We often write about malicious Android apps that intend to steal your data, but some apps put your data at risk inadvertently. This week, the Cybernews research team discovered that a very popular all-in-one real estate app called MyEstatePoint Property Search left a MongoDB server containing sensitive data about its users open to the public.
MyEstatePoint Property Search was made by India-based software developer NJ Technologies. The app has been downloaded over 500,000 times, mostly by users in India. Cybernews claims that the exposed server contained data on over 497,000 users, which means that nearly every user who ever installed the app has been affected.
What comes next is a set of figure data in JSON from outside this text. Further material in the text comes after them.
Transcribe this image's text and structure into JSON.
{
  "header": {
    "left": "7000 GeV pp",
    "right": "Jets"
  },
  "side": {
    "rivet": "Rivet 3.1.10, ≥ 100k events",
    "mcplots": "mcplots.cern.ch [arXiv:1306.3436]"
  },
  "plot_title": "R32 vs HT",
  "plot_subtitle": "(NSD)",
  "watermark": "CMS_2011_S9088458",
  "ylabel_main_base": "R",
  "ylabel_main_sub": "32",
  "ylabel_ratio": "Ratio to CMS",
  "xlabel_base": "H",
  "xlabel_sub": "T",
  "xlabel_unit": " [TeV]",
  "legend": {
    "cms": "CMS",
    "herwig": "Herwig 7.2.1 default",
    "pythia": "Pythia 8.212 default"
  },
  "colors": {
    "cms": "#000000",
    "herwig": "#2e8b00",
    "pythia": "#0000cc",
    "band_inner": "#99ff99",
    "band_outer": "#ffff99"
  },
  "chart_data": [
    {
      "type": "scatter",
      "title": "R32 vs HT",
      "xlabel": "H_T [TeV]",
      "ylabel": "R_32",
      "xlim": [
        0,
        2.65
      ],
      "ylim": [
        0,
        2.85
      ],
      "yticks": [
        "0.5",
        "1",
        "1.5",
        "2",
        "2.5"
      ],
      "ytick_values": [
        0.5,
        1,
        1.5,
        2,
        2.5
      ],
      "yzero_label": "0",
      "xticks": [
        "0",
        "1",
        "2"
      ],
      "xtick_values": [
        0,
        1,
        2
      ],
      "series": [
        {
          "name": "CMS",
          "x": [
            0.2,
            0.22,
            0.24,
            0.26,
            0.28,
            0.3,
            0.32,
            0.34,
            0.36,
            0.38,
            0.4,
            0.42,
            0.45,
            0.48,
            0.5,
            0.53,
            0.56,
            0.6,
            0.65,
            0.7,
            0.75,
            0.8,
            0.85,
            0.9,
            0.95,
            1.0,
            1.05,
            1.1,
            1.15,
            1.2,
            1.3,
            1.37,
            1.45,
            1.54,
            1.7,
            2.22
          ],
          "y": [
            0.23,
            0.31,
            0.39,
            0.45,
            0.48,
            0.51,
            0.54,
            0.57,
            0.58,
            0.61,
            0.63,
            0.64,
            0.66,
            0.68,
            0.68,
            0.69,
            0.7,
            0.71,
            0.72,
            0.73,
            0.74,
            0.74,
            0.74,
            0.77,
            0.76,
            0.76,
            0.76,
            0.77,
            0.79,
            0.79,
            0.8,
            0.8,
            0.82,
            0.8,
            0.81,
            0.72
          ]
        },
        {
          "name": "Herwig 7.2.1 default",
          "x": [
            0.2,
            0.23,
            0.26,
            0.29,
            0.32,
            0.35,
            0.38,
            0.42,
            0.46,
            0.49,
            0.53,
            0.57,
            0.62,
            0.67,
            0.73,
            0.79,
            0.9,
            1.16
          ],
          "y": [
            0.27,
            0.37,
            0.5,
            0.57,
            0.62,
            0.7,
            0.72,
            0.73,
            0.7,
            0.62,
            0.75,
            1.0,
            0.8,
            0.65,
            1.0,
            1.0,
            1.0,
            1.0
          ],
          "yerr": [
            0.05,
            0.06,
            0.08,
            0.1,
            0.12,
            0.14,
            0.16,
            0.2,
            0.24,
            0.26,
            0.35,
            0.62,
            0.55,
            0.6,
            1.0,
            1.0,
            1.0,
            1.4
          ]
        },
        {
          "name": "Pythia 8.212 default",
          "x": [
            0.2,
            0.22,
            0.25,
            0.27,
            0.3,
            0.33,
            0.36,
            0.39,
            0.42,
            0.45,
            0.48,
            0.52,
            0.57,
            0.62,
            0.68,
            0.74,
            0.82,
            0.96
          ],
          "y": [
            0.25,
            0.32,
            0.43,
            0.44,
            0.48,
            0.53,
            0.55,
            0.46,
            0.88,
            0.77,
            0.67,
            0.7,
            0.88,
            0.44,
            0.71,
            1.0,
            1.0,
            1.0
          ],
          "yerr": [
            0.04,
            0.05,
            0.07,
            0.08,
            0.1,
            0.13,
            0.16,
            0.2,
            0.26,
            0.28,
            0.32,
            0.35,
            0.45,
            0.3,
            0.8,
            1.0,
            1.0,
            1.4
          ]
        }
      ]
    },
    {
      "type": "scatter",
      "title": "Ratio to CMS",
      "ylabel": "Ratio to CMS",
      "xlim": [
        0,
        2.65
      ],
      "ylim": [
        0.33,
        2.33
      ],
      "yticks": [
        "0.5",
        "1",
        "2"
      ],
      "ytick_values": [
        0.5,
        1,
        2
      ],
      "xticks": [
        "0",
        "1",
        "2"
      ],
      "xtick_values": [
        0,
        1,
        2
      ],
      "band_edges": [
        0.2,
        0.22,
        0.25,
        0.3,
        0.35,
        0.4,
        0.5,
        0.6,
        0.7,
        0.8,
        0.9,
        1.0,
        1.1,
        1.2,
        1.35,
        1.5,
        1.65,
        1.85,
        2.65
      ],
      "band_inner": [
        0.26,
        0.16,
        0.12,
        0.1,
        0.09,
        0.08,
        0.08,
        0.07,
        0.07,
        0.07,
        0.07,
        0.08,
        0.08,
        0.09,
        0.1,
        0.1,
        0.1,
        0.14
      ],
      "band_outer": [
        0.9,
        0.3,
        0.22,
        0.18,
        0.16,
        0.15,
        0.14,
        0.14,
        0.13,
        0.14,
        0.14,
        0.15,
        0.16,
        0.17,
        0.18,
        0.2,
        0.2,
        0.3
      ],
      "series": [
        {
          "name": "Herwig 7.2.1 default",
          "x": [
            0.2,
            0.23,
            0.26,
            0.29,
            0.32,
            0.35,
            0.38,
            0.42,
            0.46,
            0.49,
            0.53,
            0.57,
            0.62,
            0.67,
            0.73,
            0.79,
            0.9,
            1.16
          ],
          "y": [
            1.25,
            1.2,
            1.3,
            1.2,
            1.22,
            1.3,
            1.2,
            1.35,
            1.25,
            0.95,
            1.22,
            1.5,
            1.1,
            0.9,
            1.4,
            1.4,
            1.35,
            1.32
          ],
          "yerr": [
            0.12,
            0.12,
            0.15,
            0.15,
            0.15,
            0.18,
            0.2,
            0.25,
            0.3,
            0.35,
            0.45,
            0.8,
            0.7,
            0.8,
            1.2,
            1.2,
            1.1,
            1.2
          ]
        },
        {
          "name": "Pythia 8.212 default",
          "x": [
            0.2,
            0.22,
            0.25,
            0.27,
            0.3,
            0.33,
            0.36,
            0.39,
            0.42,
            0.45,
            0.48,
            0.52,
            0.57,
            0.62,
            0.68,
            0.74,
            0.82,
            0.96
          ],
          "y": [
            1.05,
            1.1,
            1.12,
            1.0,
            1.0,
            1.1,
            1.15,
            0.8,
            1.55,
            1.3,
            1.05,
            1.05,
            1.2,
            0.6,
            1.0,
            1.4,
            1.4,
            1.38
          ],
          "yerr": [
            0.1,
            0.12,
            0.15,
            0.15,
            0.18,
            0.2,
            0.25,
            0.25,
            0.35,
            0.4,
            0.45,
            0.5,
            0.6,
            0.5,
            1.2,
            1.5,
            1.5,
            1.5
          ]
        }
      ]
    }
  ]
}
According to the report, the research team found the server on November 6, 2023, and quickly contacted the developer about the issue. NJ Technologies never responded, but access to their server has since been closed off to the public.
The exposed server showed users’ first and last names, email addresses, plain-text passwords, mobile phone numbers, cities, businesses, and signup methods.
The Cybernews research team shared the following statement about the leak:
“This comprehensive dataset poses severe risks as threat actors could exploit the exposed information for unauthorized access, identity theft, fraudulent activities, and potentially compromise the privacy and security of the affected individuals.”
Anyone who has ever used this app should obviously change their password immediately. And even if you don’t use the app, this is yet another sign to make different passwords for every app and service you use. If you’re using the same password for an Android app that leaks your data as you do for your email or your bank, the consequences could be catastrophic.